Join
A common use of buffers is to join together the results of two or more parallel branches. Crossflow provides a builtin join operation that can have two or more buffers connected into it. As soon as at least one message is present in each and every buffer connected to the join operation, the oldest message will be pulled from each buffer and combined into a single message that gets sent as the output of the join operation.
Join into struct
There are two ways to join buffers depending on whether you want to produce a struct or a collection. To join into a struct, you will need to specify a key (name) for each buffer connection. Each key will put the buffer value into a matching field in the struct.
The type of struct that gets created by the join operation is automatically inferred by what node the output of the join operation is connected to.
Note
A keyed join can be used to produce more than static structs. The values can also be gathered into a map, such as
HashMap,BTreeMap, or JSON where the key name of the connection will be used as the buffer value’s key in the map.
Each key can only be used once per join operation. If a buffer is used in multiple join operations, it can have a different key for each join.
No matter what struct you intend to create through the join, the workflow builder
will ensure that every necessary field has a corresponding buffer connected with
a matching key name and matching data type. When building workflows with the native
Rust API, any mismatch will produce a compilation error. When building a workflow
from a JSON diagram, you will get an IncompatibleLayout error.
Join into sequence
While the keyed join is generally the recommended way to do a join (explicit key
names have more semantic value), it is also possible to join into a sequence,
such as an array, Vec, tuple, or JSON.
For each connected buffer, specify a sequencing index that will determine where
in the sequence that element belongs.
When joining into an array or Vec, all the buffer values must have the same
data type. Joining into a tuple allows their data types to be mixed. Joining
into JSON requires the data to be serialized. Similar to error handling for the
keyed join, any incompatibility will produce a compilation error for the native
Rust API and an IncompatibleLayout error when building
from a JSON diagram.
Fetch by clone
When the conditions are met for a join operation to activate (at least one message is present in every connected buffer), the join operation will construct its output message by “fetching” the oldest message from each of its connected buffers. By default, “fetching” means to “pull” the message, removing it from the buffer and moving it into the output message.

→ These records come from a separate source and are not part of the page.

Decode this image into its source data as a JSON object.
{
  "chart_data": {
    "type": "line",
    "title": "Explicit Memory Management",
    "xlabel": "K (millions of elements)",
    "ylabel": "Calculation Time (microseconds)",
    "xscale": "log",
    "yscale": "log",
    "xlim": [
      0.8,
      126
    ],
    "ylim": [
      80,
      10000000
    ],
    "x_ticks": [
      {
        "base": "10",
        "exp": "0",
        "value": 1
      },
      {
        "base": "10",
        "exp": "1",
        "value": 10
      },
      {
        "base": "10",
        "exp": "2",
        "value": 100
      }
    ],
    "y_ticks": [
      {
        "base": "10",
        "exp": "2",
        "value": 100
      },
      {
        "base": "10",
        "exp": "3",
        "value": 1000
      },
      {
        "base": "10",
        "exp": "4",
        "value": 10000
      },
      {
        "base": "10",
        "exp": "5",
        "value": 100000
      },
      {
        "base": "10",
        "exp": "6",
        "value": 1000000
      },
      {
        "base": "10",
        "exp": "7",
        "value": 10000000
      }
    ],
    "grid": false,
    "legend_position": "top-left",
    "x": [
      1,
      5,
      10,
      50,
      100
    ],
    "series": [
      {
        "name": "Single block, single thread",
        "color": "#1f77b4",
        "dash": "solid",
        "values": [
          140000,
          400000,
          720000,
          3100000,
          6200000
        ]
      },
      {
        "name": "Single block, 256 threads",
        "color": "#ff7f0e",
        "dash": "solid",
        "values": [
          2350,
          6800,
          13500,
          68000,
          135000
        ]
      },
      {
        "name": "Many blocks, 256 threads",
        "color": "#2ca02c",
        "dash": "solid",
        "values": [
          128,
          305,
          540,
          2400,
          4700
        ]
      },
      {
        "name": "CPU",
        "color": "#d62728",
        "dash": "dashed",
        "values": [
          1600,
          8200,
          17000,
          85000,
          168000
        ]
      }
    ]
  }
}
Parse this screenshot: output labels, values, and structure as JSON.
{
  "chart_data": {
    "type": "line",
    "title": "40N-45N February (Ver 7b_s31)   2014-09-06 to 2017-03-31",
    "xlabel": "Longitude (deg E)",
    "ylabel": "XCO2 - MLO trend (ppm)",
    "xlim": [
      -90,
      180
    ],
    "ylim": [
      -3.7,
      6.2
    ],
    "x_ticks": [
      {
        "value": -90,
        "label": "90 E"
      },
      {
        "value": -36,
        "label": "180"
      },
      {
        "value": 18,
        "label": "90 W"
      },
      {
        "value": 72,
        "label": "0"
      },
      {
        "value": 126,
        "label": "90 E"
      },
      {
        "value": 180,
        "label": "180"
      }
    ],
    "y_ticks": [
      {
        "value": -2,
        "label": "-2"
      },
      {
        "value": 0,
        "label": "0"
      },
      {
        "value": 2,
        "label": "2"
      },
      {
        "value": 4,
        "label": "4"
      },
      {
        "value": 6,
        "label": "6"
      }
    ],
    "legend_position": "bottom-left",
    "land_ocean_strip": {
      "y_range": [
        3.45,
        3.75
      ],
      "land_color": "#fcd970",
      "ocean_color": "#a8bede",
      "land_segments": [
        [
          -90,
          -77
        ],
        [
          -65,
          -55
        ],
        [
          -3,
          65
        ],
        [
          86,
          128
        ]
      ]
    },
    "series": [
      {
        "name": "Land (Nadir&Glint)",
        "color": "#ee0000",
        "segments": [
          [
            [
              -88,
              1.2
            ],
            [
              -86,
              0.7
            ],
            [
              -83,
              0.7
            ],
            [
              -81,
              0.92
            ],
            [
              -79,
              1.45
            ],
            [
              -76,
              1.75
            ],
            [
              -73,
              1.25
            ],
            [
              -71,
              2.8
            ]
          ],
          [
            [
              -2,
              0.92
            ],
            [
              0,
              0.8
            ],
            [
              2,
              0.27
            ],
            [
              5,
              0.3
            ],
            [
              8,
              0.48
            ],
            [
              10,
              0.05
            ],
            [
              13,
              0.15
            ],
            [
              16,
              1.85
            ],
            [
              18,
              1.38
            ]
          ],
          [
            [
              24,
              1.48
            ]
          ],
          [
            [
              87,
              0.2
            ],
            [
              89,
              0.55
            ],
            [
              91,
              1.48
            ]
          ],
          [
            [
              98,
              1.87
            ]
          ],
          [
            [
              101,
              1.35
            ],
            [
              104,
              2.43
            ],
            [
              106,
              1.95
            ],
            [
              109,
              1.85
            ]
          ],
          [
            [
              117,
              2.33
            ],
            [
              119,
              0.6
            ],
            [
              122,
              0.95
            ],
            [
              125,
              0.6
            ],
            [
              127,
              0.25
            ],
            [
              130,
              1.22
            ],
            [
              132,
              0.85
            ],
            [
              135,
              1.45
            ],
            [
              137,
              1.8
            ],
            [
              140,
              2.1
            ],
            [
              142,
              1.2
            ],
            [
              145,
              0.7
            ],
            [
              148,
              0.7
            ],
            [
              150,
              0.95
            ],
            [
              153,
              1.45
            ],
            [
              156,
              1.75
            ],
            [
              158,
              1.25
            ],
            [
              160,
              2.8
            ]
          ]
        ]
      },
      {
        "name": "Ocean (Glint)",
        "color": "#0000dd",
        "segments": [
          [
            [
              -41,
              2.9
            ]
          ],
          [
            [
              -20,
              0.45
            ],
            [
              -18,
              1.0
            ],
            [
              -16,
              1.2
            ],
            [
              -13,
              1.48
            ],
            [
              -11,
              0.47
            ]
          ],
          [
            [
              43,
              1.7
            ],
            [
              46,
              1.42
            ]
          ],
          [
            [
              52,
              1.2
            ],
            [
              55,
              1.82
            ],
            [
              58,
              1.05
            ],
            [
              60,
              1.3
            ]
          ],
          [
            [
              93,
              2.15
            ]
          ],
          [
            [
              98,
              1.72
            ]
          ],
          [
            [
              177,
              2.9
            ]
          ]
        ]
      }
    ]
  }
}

Sometimes there may be a reason to clone the message out of the buffer instead of pulling it. For example if the buffer represents a checkpoint in your process that doesn’t need to be repeated, you can clone from the buffer to retain the checkpoint.
Suppose we want to make many apple pies with the same oven.
We can’t bake any pies until the oven is preheated, but once the oven has reached the right temperature, we do not need preheat it again. We can have our ingredient preparation branch repeatedly prepare the pie pans for baking, and all of those pans will be put in the oven as soon as the oven has finished preheating once. Any new pans that are prepared after the preheating is finished can go into the oven right away.
To express this behavior, we use fetch-by-clone for the buffer that tracks whether the oven is preheated, while we do the regular fetch-by-pull for the prepared pan. The “finished preheating” buffer will be able to retain its knowledge that the preheating has finished, while the prepared pan buffer will have its pans consumed (moved into the oven) each time that it can happen.